Cloud was now obscuring the sun as the southerlies on the western side of the anticyclone took hold. A “chocolate-box” day was being slowly turned into a more atmospheric one of elemental black and white, bringing a small hint of menace.

The top of Knockaffertagh (517m) was under full snow cover, deep in the lee of eroded peat hags, themselves hanging with icicles. A long silent pull followed to the summit ridge, in increasing gloom and windchill – what my friend calls “dead walking”.

Lowering spirits were lifted by the view to the northwest, away along the long fingers of Birreencorragh and into the fastness of the Nephin Beg range. And all the time the peaty flanks of those loneliest and most beautiful of mountains were turning almost black under the darkening sky, all contrasting with the white of the snow.

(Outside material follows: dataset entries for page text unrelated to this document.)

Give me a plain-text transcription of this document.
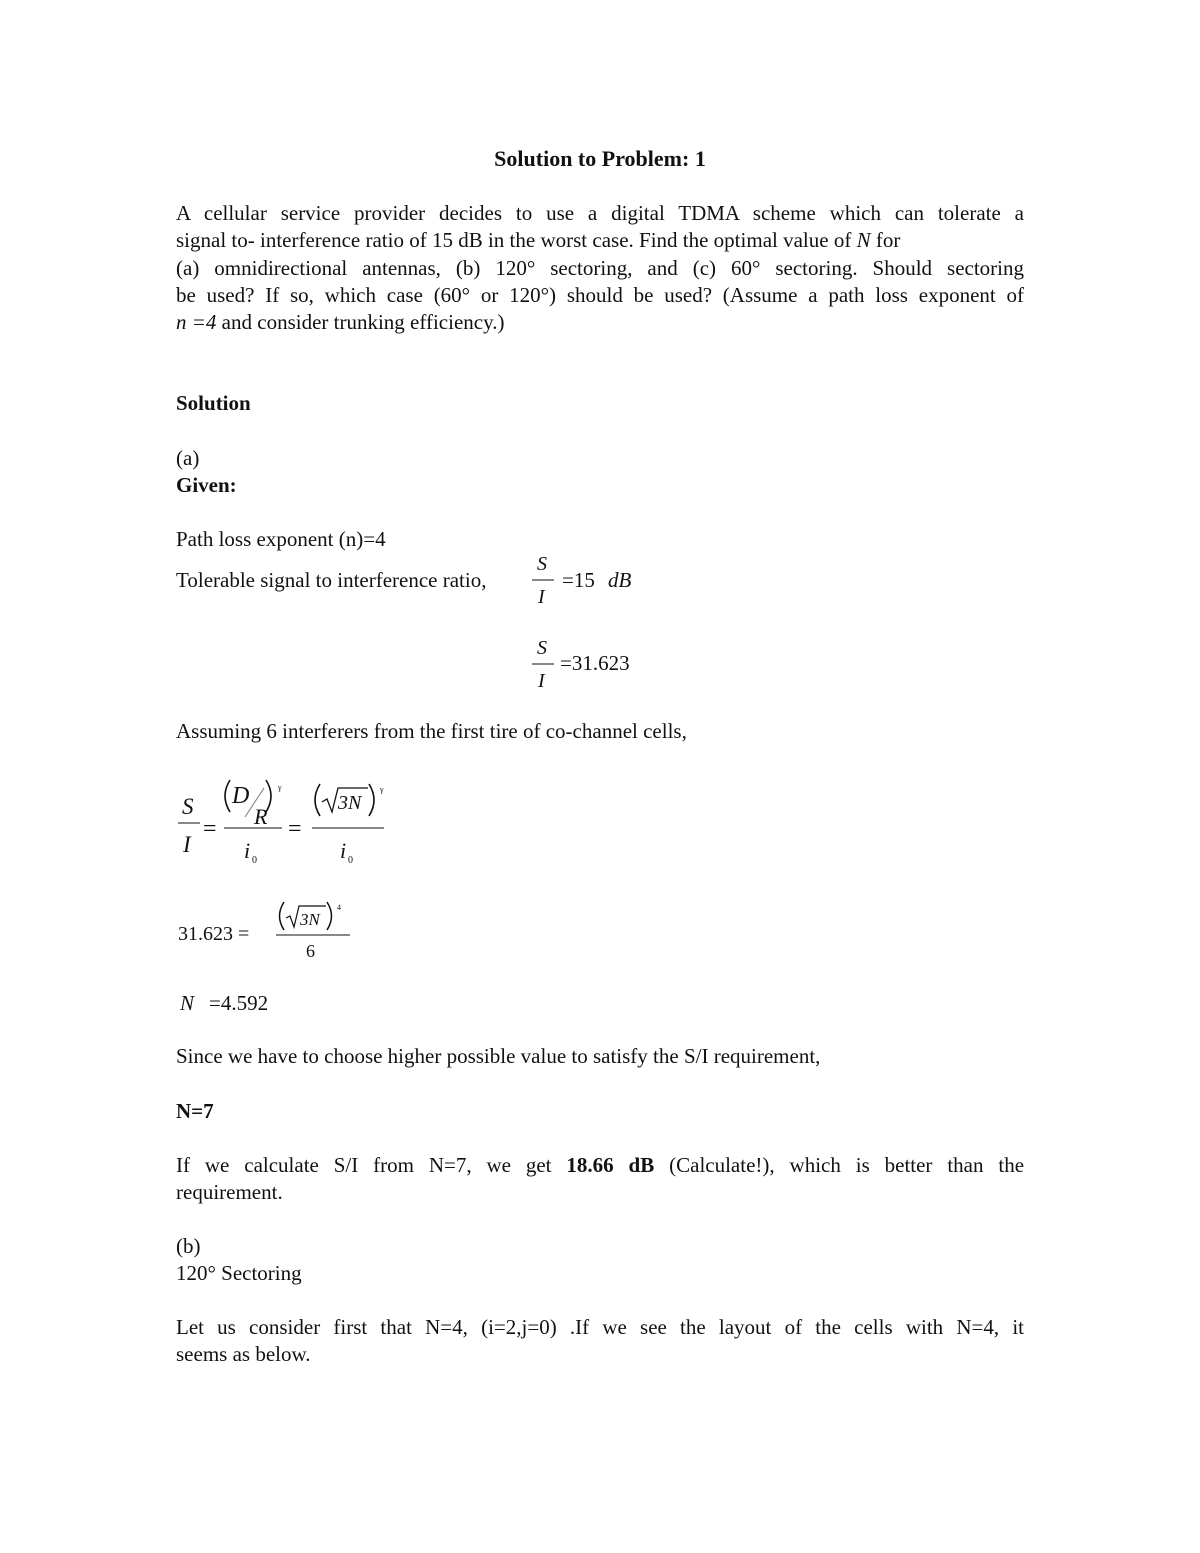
Solution to Problem: 1
A cellular service provider decides to use a digital TDMA scheme which can tolerate a
signal to- interference ratio of 15 dB in the worst case. Find the optimal value of N for
(a) omnidirectional antennas, (b) 120° sectoring, and (c) 60° sectoring. Should sectoring
be used? If so, which case (60° or 120°) should be used? (Assume a path loss exponent of
n =4 and consider trunking efficiency.)
Solution
(a)
Given:
Path loss exponent (n)=4
Tolerable signal to interference ratio,
S
I
=15 dB
S
I
=31.623
Assuming 6 interferers from the first tire of co-channel cells,
S
I
=
D
R
γ
i 0
=
3N
γ
i 0
31.623 =
3N
4
6
N =4.592
Since we have to choose higher possible value to satisfy the S/I requirement,
N=7
If we calculate S/I from N=7, we get 18.66 dB (Calculate!), which is better than the
requirement.
(b)
120° Sectoring
Let us consider first that N=4, (i=2,j=0) .If we see the layout of the cells with N=4, it
seems as below.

The summit was above freezing despite a force six or seven southerly wind, and the snow was firm as we came down a long linear drift off the top.

Away in the distance, the Reek (or Croagh Patrick) was doing what it often does, ripping a hole in the northwards-racing clouds and allowing an array of sunbeams do a slow dance around a corner of Clew Bay and its islands. That special winter harmony of snow and ocean stopped us in our tracks as we made the turn south towards our final summit of the loop at 564m.

We picked up the forest track at about 200m elevation and one kilometre southeast of the final summit, following it for about three kilometres to our waiting car – and a celebratory pint in the sheebeen pub beside our base in Rosbeg outside Westport.